Based on the findings of this assessment, and a general understanding of the topic we would recommend that, where possible:

  1. Programmes that use simple information approaches should also employ more interactive teaching methods and strive to include social competencies/skills training elements, and avoid the use of ‘shock tactics’.
  2. Programmes should be extended to cover the primary school and early secondary school levels.
  3. Programmes should be extended to include multiple years of intervention.
  4. Programmes should seek to extend levels of community involvement.
  5. Programmes should seek to serve historically disadvantaged communities.
  6. Programmes should seek to serve rural communities.
  7. Programmes should aim to include more intensive teaching methods such as the use of extended practice, role playing and modelling.
  8. Programme providers should recognise shortcomings in their approaches, where present, and be open to modifying potentially ineffective aspects.
  9. Programmes should be evaluated to determine their consequent outcomes, and the degree to which they are effective in achieving expected outcomes.
  10. There is a need for more training of programme facilitators.
  11. There is a need for more funding for programmes.
  12. There is a need to ensure consistency of programme messages, particularly where programmes are being introduced in similar schools.
  13. There is a need to prevent duplication of programme activities within the same school settings.

References

  1. Flisher AJ, Ziervogel CF, Chalton DO, Leger PH, Robertson BA. Risk taking behaviour of Cape Peninsula high school students: IV Alcohol Use.
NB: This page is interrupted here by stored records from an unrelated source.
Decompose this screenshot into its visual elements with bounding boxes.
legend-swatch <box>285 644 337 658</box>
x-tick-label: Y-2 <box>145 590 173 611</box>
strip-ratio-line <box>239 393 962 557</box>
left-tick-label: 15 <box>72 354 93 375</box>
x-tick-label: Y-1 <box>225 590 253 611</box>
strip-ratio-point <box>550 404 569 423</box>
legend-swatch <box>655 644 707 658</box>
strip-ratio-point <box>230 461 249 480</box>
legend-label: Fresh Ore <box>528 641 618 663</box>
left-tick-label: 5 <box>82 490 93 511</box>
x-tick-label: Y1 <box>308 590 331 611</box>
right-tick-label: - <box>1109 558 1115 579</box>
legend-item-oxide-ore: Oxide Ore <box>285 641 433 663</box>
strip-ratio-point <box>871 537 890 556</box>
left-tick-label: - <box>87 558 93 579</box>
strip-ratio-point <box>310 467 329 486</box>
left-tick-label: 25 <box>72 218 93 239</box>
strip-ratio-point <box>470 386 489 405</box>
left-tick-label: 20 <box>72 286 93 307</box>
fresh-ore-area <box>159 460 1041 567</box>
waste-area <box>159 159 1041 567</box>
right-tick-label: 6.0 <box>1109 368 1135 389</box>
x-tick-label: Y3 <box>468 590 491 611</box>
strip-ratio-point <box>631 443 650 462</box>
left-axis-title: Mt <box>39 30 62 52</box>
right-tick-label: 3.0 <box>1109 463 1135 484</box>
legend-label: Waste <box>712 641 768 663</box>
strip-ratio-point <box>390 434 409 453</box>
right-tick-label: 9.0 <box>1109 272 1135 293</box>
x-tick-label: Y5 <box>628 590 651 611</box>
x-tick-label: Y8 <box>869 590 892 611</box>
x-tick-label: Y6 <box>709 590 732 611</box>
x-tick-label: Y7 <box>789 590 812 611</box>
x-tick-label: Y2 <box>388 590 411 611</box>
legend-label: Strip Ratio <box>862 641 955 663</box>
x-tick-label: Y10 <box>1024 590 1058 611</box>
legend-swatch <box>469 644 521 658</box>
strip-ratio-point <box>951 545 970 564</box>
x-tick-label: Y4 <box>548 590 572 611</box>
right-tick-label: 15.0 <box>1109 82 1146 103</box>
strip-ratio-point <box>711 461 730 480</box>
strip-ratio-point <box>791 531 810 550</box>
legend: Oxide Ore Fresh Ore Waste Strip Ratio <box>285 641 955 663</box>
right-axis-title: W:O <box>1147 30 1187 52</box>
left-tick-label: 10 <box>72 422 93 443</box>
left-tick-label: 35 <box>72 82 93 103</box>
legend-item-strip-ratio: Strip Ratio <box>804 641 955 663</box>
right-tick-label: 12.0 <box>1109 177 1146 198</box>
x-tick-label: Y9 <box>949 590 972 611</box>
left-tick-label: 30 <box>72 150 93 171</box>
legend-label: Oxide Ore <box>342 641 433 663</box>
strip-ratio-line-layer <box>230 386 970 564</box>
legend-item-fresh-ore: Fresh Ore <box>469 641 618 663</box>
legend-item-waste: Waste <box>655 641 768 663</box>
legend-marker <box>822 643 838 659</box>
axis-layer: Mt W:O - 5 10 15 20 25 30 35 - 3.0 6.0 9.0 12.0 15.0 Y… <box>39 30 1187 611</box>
SAMJ 1993; 83: 480-482.
  2. Flisher AJ, Parry CDH, Evans J, Lombard C, Müller M. Prevalence rates of alcohol, tobacco and other drug (ATOD) use among Cape Town students in Grades 8 and 11. Paper Presented at the 4th Annual Congress of the Psychological Society of South Africa (PSYSSA) - Cape Town, 11 September 1998.
  3. National Institute on Drug Abuse. Preventing drug use among children and adolescents. A research-based guide. National Institute of Drug Abuse, 1997.

Acknowledgements
The authors would like to thank the participants of each of the alcohol and other drug prevention programmes for their openness in submitting details about their activities in schools. We would also like to acknowledge the inspiration of Mr Myer Katovsky (Chairman of the Western Cape Alcohol and Drug Abuse Forum’s Education and Prevention Working Group) for initiating this assessment.